Olenka no wlasnie a jakas tunika i spodnie albo leginsy ? przeciez jJestes w ciay to liczy sie wygoda :happy:
A ja sie pochwale kupilam na wesele sukienke w rozm. 38 :rofl2: wszoku jestem bo sprzed ciazy nosilam 40 :-D
 
Famme to chyba zależy od lekarza... ja np od początku wizyty mam co trzy tyg... teraz mam na 10 a później to pewnie zrobi mi po 2 tyg przed samym terminem... A na ktg chodzi sie chyba co tydzień (ja sie wystraszyłam że znowu będzie kasował jak za wizyte ale na szczęście to jest na NFZ)
Polna możekupcie i zamontujcie małej moskitiere nad łóżeczkiem... zawsze to dodatkowa ochrona jakaś...

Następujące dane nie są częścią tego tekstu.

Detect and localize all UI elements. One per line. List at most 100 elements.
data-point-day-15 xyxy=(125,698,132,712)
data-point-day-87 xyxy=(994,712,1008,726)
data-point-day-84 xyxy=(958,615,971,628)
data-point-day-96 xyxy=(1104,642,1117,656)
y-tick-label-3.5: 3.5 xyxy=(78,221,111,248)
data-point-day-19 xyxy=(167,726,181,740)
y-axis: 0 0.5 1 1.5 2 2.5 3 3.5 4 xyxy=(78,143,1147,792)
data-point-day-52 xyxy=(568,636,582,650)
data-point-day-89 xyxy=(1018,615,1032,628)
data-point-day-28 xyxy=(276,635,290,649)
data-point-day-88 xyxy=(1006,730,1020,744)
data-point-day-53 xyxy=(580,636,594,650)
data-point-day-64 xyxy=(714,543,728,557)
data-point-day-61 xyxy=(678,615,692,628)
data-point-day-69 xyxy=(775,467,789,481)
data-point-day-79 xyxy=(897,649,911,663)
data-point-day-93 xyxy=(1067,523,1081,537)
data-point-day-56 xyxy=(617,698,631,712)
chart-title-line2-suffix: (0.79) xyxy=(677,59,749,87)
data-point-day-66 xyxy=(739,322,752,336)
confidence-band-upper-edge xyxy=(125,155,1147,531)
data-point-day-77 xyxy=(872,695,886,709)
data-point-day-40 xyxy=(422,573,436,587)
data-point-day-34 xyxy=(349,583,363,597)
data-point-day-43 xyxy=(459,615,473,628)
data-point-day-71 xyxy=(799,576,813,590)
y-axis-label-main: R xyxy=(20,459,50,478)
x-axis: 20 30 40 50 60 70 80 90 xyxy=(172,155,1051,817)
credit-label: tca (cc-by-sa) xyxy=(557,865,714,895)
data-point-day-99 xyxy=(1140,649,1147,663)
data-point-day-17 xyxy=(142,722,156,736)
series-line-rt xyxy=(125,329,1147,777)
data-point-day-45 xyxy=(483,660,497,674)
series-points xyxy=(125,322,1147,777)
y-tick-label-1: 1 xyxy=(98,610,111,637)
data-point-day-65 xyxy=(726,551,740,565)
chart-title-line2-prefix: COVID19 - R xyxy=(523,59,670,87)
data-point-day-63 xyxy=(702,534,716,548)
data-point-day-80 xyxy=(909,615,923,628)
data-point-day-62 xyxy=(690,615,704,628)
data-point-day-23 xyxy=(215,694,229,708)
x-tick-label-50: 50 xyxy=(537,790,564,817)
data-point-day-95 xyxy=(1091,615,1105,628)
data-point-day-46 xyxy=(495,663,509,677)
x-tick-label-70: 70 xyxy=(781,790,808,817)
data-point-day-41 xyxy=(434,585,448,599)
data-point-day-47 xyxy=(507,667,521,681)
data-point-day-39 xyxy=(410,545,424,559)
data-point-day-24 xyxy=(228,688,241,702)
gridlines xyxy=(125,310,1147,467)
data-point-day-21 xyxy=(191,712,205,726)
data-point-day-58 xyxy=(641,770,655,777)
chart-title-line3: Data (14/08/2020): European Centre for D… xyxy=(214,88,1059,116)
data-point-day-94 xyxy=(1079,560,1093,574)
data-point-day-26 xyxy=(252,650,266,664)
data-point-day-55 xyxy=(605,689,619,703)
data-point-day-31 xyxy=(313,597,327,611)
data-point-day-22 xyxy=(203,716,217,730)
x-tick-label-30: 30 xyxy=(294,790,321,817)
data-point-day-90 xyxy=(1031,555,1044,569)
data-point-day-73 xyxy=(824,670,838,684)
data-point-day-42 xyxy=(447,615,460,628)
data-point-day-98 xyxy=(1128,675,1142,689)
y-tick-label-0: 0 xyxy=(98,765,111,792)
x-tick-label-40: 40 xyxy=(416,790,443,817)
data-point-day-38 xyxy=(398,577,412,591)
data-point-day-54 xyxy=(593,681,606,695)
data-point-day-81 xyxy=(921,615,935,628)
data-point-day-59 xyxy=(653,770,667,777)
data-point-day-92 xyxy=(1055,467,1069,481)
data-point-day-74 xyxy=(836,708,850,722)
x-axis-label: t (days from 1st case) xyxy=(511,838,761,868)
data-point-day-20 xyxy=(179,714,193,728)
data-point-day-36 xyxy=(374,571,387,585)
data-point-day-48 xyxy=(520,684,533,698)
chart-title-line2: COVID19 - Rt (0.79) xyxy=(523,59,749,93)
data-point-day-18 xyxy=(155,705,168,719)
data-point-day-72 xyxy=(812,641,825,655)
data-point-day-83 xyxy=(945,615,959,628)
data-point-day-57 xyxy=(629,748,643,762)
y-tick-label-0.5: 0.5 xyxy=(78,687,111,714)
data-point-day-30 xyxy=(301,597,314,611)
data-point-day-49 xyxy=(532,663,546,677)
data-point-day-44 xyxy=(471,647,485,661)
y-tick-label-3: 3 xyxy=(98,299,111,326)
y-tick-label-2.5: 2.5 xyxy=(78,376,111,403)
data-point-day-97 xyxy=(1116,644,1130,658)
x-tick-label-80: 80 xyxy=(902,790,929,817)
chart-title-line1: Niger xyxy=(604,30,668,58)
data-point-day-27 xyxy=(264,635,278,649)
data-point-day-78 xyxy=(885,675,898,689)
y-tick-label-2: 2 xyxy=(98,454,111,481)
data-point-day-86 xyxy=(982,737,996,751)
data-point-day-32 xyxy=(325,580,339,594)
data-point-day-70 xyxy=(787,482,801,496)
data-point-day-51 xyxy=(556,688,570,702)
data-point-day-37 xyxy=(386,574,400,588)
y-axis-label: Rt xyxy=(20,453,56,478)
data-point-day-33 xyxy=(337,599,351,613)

Wogóle ostatnio policzyłam że lekarz+leki+badania krwi i moczu już kosztowały nas 1100zł :szok:a jeszcze ze 300trzeba liczyć... masakra... jak narazie to gin zarobił na nas 700zł a jeszcze 200zł weźmie :szok: szok ale wole to i sie nie martwić że nic wiedzieć nie będe, a poza tym to w NFZtowskich lekarzach wyboru nie ma... A maleństwo najważniejsze :tak:
 
Kasia no tak,dziecko najwazniejsze :tak:
Ja wlasnie mysle nad moskitiera ale w tym tygodniu juz tego nie zalatwimy :sorry2:

Ja zycze Wszystkim Milych SNow ! ! Dobranoc i dojutra Kobitki :happy:
Dzis znowu trzeba spelnic malzenskie obowiazki :rofl2::laugh2:
 
KASIA - no niestety to kosztowne jest ja mam szczęście że mój gin też na książeczkę przyjmuje co prawda trzeba 2 miesiące przed wizytę ustawiać ale to w invikcie jest i mają tam zajevistych lekarzy no i jeden z najlepszych sprzętów więc wiem że mała jest w dobrych rękach :-)

POLNA - ja też proponuje moskitierę bo aż strach ... zresztą te robactwa choroby przenoszą ja uciekam póki co skutecznie bo boje się że jakieś "*****" załapie przez to
 
reklama
Famme nio to maszdobrze... tytaj to szok normalnie, większość lekarzy przyjmuje na NFZ i prywatnie, ale jest taka różnica w tym JAK traktują pacjentów że szok normalnie... My sie liczyliśmy z tym odrazu że ok 1000 pójdzie i mówilismy że jak nie damy rady to przejdziemy na NFZ ale zacisnęliśmy pasa i dało rade bo tak to bym nie miała filmu z USG ani bym na ekranie małego nie zobaczyła...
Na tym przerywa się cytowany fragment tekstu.